'Quem vai cuidar da criança agora?', diz vizinha de vítima de chacina em Portão

Mãe e esposa de Arthur desmaiaram durante enterro, nesta quarta (22)

Publicado em 22 de maio de 2019 às 17:41

- Atualizado há um ano

. Crédito: Júlia Vigné/CORREIO

O Cemitério Municipal de Portão, em Lauro de Freitas, Região Metropolitana de Salvador, ficou lotado na tarde desta quarta-feira (22), durante o enterro do pintor Arthur Silva de Jesus Moreira, 23. Ele é uma das vítimas do crime que ficou conhecido como Chacina de Portão, que ocorreu no sábado (18).

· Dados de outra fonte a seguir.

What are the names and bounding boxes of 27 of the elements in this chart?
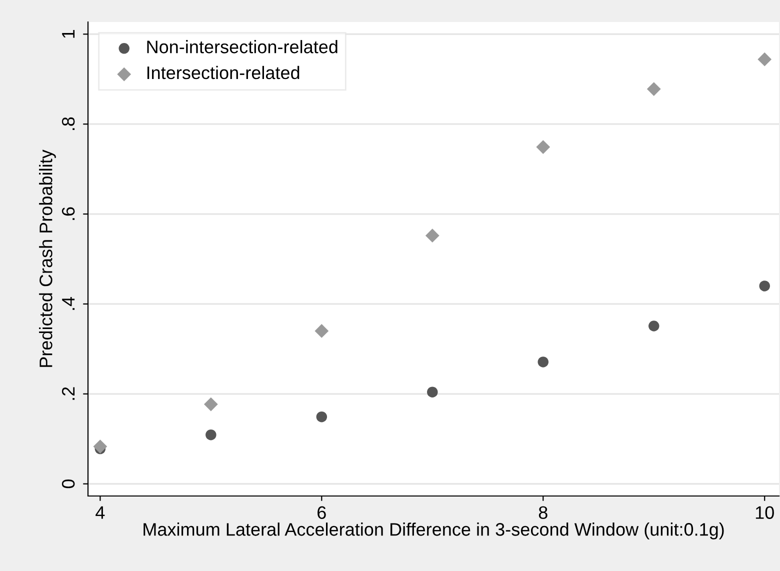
x-axis-title: Maximum Lateral Acceleration Difference in 3-second Window (unit:0.1g) xyxy=(144,522,724,540)
point xyxy=(427,386,438,398)
point xyxy=(316,411,328,422)
point xyxy=(538,356,549,368)
point xyxy=(758,52,772,66)
point xyxy=(648,320,660,332)
x-tick-label: 6 xyxy=(318,506,326,519)
y-tick-label: 1 xyxy=(62,30,75,38)
legend-label: Non-intersection-related xyxy=(147,40,338,54)
point xyxy=(204,397,218,412)
point xyxy=(536,140,550,154)
y-axis-title: Predicted Crash Probability xyxy=(39,150,56,367)
point xyxy=(206,429,216,440)
point xyxy=(646,82,661,96)
x-tick-label: 8 xyxy=(538,506,548,519)
point xyxy=(759,280,770,292)
legend-label: Intersection-related xyxy=(147,66,300,80)
y-tick-label: .8 xyxy=(62,117,75,130)
x-tick-label: 10 xyxy=(756,506,774,519)
y-tick-label: 0 xyxy=(62,480,75,488)
x-tick-label: 4 xyxy=(96,506,105,519)
point xyxy=(425,228,440,243)
point xyxy=(314,324,329,338)
y-tick-label: .4 xyxy=(62,296,75,310)
y-tick-label: .2 xyxy=(62,387,75,400)
y-tick-label: .6 xyxy=(62,207,75,220)
point xyxy=(93,440,108,454)
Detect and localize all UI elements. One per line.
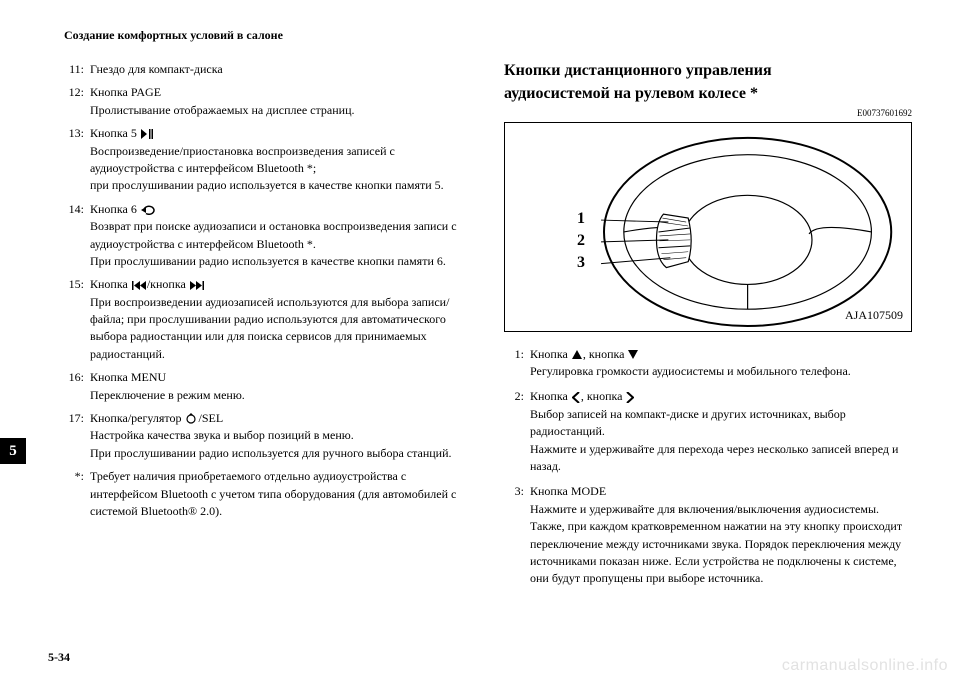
item-text: Кнопка /кнопка При воспроизведении аудио…	[90, 276, 472, 363]
list-item: *: Требует наличия приобретаемого отдель…	[64, 468, 472, 520]
item-number: 12:	[64, 84, 90, 119]
right-title-line1: Кнопки дистанционного управления	[504, 61, 912, 82]
watermark: carmanualsonline.info	[782, 657, 948, 675]
item-body-text: Воспроизведение/приостановка воспроизвед…	[90, 144, 444, 193]
item-body-text: Регулировка громкости аудиосистемы и моб…	[530, 364, 851, 378]
item-text: Кнопка , кнопка Регулировка громкости ау…	[530, 346, 912, 381]
triangle-down-icon	[628, 350, 638, 359]
item-number: 1:	[504, 346, 530, 381]
forward-icon	[190, 281, 204, 290]
rewind-icon	[132, 281, 146, 290]
left-column: 11: Гнездо для компакт-диска 12: Кнопка …	[48, 61, 472, 594]
section-header: Создание комфортных условий в салоне	[64, 28, 912, 43]
figure-caption: AJA107509	[845, 307, 903, 324]
list-item: 14: Кнопка 6 Возврат при поиске аудиозап…	[64, 201, 472, 271]
figure-label-1: 1	[577, 207, 585, 230]
list-item: 3: Кнопка MODE Нажмите и удерживайте для…	[504, 483, 912, 587]
item-number: *:	[64, 468, 90, 520]
item-prefix: Кнопка	[90, 277, 131, 291]
item-text: Кнопка MODE Нажмите и удерживайте для вк…	[530, 483, 912, 587]
item-body-text: При воспроизведении аудиозаписей использ…	[90, 295, 449, 361]
item-body-text: Выбор записей на компакт-диске и других …	[530, 407, 898, 473]
right-title-line2: аудиосистемой на рулевом колесе *	[504, 84, 912, 105]
play-pause-icon	[141, 129, 153, 139]
item-prefix: Кнопка	[530, 347, 571, 361]
item-number: 16:	[64, 369, 90, 404]
list-item: 1: Кнопка , кнопка Регулировка громкости…	[504, 346, 912, 381]
right-column: Кнопки дистанционного управления аудиоси…	[504, 61, 912, 594]
item-text: Кнопка , кнопка Выбор записей на компакт…	[530, 388, 912, 475]
list-item: 15: Кнопка /кнопка При воспроизведении а…	[64, 276, 472, 363]
item-number: 3:	[504, 483, 530, 587]
chevron-left-icon	[572, 392, 580, 403]
figure-label-2: 2	[577, 229, 585, 252]
item-body-text: Настройка качества звука и выбор позиций…	[90, 428, 452, 459]
item-prefix: Кнопка 5	[90, 126, 140, 140]
item-number: 14:	[64, 201, 90, 271]
page-number: 5-34	[48, 650, 70, 665]
steering-wheel-drawing	[505, 123, 911, 331]
item-text: Кнопка PAGE Пролистывание отображаемых н…	[90, 84, 472, 119]
chapter-tab: 5	[0, 438, 26, 464]
item-body-text: Возврат при поиске аудиозаписи и останов…	[90, 219, 457, 268]
item-prefix: Кнопка	[530, 389, 571, 403]
item-text: Гнездо для компакт-диска	[90, 61, 472, 78]
item-text: Кнопка 6 Возврат при поиске аудиозаписи …	[90, 201, 472, 271]
item-mid: , кнопка	[583, 347, 628, 361]
item-text: Кнопка 5 Воспроизведение/приостановка во…	[90, 125, 472, 195]
item-mid: /кнопка	[147, 277, 189, 291]
item-text: Кнопка MENU Переключение в режим меню.	[90, 369, 472, 404]
item-prefix: Кнопка 6	[90, 202, 140, 216]
list-item: 2: Кнопка , кнопка Выбор записей на комп…	[504, 388, 912, 475]
steering-wheel-figure: 1 2 3 AJA107509	[504, 122, 912, 332]
item-text: Кнопка/регулятор /SEL Настройка качества…	[90, 410, 472, 462]
return-icon	[141, 205, 157, 215]
list-item: 13: Кнопка 5 Воспроизведение/приостановк…	[64, 125, 472, 195]
figure-label-3: 3	[577, 251, 585, 274]
list-item: 16: Кнопка MENU Переключение в режим мен…	[64, 369, 472, 404]
document-code: E00737601692	[504, 107, 912, 120]
content-columns: 11: Гнездо для компакт-диска 12: Кнопка …	[48, 61, 912, 594]
list-item: 11: Гнездо для компакт-диска	[64, 61, 472, 78]
chevron-right-icon	[626, 392, 634, 403]
item-text: Требует наличия приобретаемого отдельно …	[90, 468, 472, 520]
item-prefix: Кнопка/регулятор	[90, 411, 184, 425]
item-mid: , кнопка	[581, 389, 626, 403]
item-number: 13:	[64, 125, 90, 195]
list-item: 12: Кнопка PAGE Пролистывание отображаем…	[64, 84, 472, 119]
page: Создание комфортных условий в салоне 11:…	[0, 0, 960, 683]
triangle-up-icon	[572, 350, 582, 359]
item-number: 17:	[64, 410, 90, 462]
list-item: 17: Кнопка/регулятор /SEL Настройка каче…	[64, 410, 472, 462]
item-number: 11:	[64, 61, 90, 78]
item-number: 15:	[64, 276, 90, 363]
rotary-icon	[185, 413, 197, 425]
item-suffix: /SEL	[198, 411, 223, 425]
item-number: 2:	[504, 388, 530, 475]
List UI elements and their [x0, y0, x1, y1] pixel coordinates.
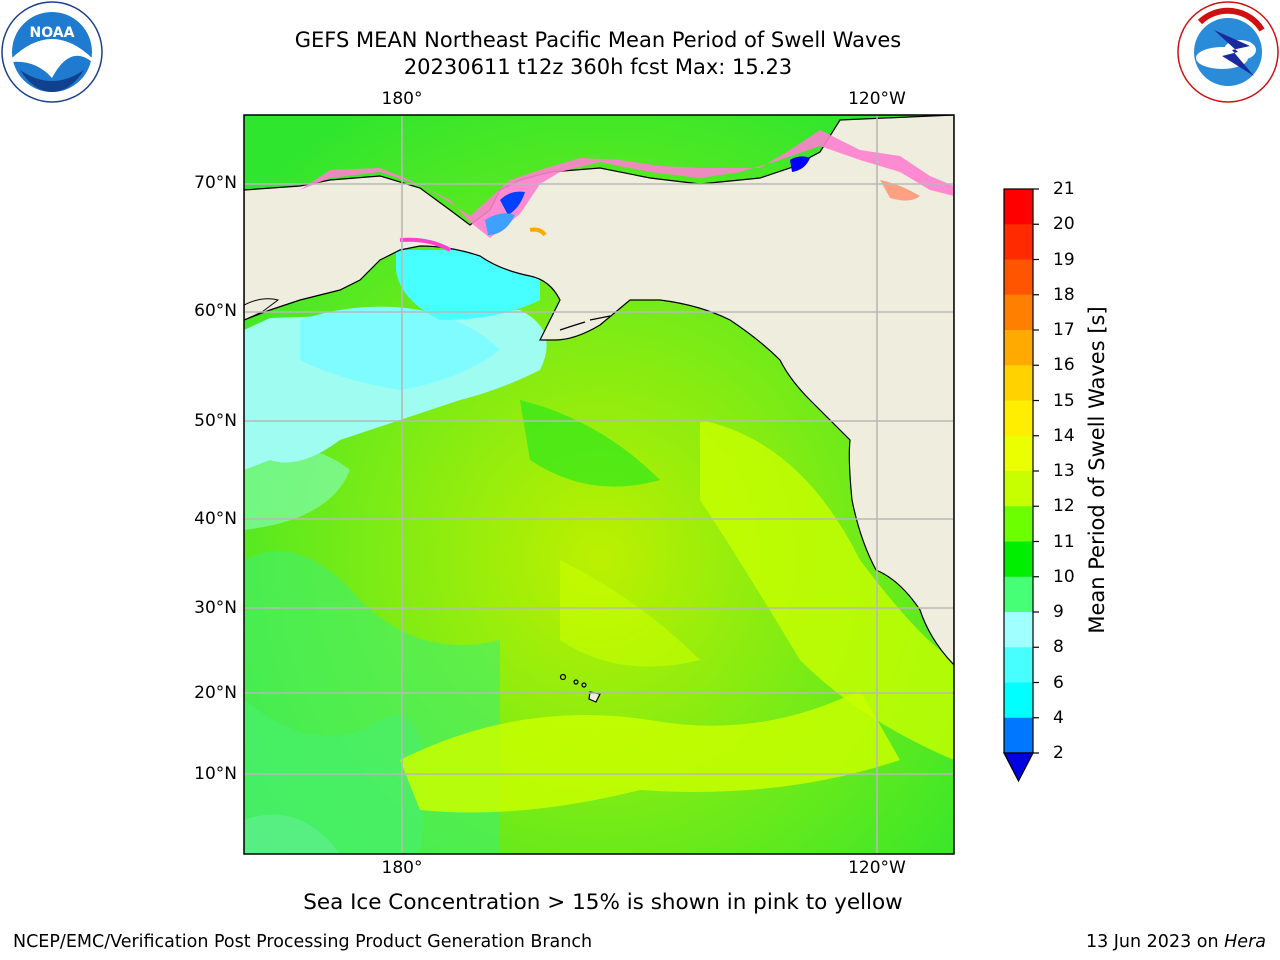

Arthur foi a sexta e última vítima a ser enterrada. Ele chegou a ficar dois dias internado no Hospital do Subúrbio, mas a morte cerebral foi confirmada na segunda-feira (20). O jovem foi atingido com um tiro na cabeça quando estava na porta de casa, com o filho de quatro meses nos braços. A criança não sofreu ferimentos.

Em clima de comoção e com pedidos de justiça, familiares, amigos e vizinhos foram ao cemitério para o sepultamento de Arthur, que contou com uma cerimônia na capela do local. Mais de 40 pessoas tiveram que acompanhar o enterro de fora do cemitério. Dentre eles estavam parentes de outras vítimas da chacina, como o marido e o filho de Raimunda Jesus dos Santos, 35, que não quiseram dar entrevistas.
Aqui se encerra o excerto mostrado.